Friday 1 April 2011

Feeble attempt to make Terra Preta

I am using the charcoal that I have marinaded in comfrey liquid all winter to put into the planting holes of both the sweet peas and the potatoes.  I also used it for the Oca too.  I am hoping to produce Terra preta like soil on the allotment.  Last years charcoal can still be seen in the soil so I think that cumulatively over the years I will build up a black soil even if it is not exactly like the Amazonian soils.  

I planted all the Restormel sweet peas but I have 5 plants left over.  They were watered in with comfrey liquid and had a pinch of mychorrhizal fungi to help them on their way.  I hoed the whole of the sweet pea bed with the swoe.  I like using this tool because it is lighter than the hoe and easier to get in between the canes.  There is a remarkable number of weed seedlings which have germinated over the last couple of days.

The Oca was put into the potato bed with the Kestrel potatoes.  I like to use three tools to prepare the ground for planting or for seed sowing.  First I go over the ground with a heavy duty hoe to take out any weed seedlings.  Then I use the three pronged cultivator to smooth the ground out and start to remove any large stones.  Finally, I use the rake to make a fine tilth.  This is what I did to prepare the potato bed.

I got some more charcoal out of the dustbin and crushed it with a bull hammer until the largest pieces were no more than one or two centimetres square.  I used this to put into the planting holes for the potatoes.  I only got three rows planted before I had to think about going home for tea.

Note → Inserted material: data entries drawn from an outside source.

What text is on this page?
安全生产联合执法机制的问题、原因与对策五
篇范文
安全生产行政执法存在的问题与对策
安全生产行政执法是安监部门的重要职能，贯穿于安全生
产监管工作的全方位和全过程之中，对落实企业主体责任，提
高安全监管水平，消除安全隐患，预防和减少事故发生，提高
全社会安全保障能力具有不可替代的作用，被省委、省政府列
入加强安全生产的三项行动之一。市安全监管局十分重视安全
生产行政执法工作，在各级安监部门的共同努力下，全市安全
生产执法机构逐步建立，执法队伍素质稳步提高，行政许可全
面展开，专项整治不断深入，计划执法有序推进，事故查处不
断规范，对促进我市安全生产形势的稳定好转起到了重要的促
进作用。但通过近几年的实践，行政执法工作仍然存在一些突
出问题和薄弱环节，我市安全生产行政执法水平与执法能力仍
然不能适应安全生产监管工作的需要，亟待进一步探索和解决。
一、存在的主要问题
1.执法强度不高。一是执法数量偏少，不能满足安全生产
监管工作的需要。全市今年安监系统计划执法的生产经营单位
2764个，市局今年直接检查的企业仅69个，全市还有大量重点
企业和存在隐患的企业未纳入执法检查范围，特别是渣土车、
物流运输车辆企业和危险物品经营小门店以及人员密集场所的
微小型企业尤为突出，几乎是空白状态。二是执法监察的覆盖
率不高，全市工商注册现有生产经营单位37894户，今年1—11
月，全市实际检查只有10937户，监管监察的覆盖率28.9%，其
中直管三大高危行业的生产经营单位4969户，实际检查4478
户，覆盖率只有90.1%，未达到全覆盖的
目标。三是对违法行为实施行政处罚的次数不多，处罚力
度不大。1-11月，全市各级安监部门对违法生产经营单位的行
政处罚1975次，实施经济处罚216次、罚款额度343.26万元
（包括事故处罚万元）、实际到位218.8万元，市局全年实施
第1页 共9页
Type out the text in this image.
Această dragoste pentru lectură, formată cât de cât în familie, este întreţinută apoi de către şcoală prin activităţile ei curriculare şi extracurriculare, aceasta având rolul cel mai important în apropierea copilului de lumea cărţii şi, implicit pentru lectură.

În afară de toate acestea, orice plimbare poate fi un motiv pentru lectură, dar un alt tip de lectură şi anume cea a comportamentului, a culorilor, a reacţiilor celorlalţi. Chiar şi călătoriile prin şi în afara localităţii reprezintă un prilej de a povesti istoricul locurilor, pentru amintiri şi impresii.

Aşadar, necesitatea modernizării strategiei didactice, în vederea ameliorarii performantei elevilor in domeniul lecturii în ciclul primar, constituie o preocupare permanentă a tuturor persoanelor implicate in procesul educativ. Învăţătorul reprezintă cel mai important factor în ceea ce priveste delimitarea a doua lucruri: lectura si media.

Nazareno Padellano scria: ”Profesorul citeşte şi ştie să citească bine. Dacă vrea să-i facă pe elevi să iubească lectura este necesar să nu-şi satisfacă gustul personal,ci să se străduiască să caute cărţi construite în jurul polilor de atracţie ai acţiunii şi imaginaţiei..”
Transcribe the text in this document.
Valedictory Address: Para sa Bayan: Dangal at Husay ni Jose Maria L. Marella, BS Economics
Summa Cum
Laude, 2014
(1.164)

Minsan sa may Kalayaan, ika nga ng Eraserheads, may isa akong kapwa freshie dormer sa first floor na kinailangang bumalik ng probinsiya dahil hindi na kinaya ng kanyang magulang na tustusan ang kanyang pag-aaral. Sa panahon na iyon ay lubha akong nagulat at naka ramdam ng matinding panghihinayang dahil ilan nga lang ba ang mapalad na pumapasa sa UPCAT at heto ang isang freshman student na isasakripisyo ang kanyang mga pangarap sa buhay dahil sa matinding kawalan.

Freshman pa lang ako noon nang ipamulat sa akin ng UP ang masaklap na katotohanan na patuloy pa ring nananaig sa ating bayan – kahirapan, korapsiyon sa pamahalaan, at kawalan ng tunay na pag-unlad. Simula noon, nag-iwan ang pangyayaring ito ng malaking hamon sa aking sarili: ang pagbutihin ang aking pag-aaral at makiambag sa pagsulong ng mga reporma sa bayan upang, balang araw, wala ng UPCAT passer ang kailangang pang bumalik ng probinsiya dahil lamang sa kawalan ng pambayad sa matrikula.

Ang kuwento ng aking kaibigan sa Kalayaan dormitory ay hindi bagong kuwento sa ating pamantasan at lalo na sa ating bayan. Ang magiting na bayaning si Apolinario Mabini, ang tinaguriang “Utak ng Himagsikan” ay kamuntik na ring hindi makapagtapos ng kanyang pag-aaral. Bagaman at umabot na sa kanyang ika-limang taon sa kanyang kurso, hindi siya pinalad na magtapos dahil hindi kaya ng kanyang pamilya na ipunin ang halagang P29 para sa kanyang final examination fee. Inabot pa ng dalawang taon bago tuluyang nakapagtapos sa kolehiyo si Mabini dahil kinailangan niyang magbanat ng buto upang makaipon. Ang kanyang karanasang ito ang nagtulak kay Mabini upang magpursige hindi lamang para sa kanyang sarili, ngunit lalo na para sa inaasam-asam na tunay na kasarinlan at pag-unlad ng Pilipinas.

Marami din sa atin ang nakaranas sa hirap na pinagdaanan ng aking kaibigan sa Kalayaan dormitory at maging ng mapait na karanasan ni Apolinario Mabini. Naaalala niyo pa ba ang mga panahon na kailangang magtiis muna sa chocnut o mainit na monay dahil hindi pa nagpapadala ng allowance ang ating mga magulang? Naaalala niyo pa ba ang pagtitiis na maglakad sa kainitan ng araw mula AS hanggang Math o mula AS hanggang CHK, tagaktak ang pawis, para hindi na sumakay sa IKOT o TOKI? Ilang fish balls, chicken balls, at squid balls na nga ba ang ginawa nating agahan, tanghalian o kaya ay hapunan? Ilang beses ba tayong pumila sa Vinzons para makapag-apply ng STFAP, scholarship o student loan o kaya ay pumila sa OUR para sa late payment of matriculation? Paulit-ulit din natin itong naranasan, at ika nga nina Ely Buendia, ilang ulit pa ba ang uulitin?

During the morning I worked on the new allotment.  It is in an awful state.  I am putting in trenches three spits deep and finding horse tail in the third spit.  There are places on the allotment where the horse tail and bindweed rhizomes are matted together.  This allotment is a seriously long term project for someone else.  I will continue to clear it off but not as seriously as I was doing.  To show you how annoyed I was getting with it, I was seriously thinking about using weed killer.  I will attempt to get some black plastic to cover the allotment but getting rid of the horse tail and bind weed will take a few years.  So, apart from the serious water logging in the winter, the very poor soil that is more builder's sand than soil, the mare's tail and bindweed and the piles of rubbish, I think that this could make someone a very good allotment.